Dia ingin berkawin dengan android? Bisakah?

".. Vi..."

"Levi!"

"Ah! Ada apa mata empat?" Aku tersetak saat suara nyaringnya kembali terdengar.

"Apa yang kau pikirkan Levi." Hanji mendekatkan wajahnya padaku dan apa-apaan pandangannya itu? "Apa kau sedang memikirkan kata-kataku tadi?" Ia tersenyum jahil.

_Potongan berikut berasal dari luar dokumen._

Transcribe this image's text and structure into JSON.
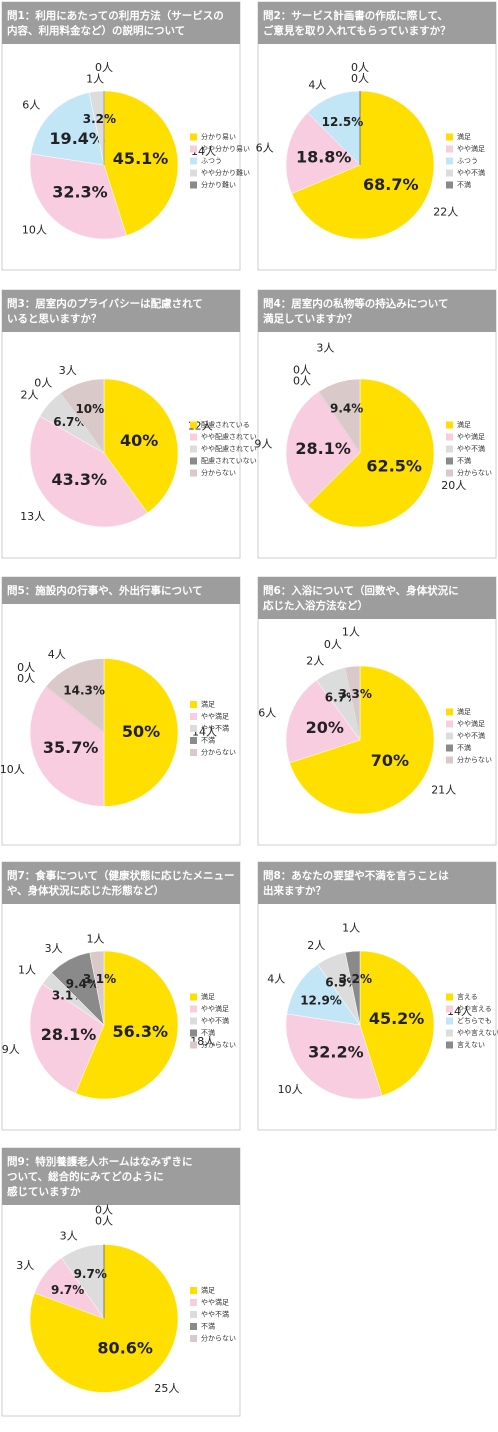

"Che, kata-kata bodoh dari orang bodoh yang ingin berkawin dengan android." Aku mendengus dan melangkah pergi.

"Tapi aku serius Levi." Langkahku terhenti saat mendengar sahutan darinya. Tanpa menolehpun aku tahu kalau ia kini tengah mendekat ke arahku. "Aku benar-benar serius." Ia meraih tanganku, menarikku untuk kembali melangkah. "Ayo, tokonya sudah dekat. Lalu setelah ini antarkan aku membeli kue-kue manis ya."

Aku tidak menjawab, hanya terdiam sambil memikirkan kata-kata anehnya barusan. Ia benar-benar serius dengan perkataannya tadi?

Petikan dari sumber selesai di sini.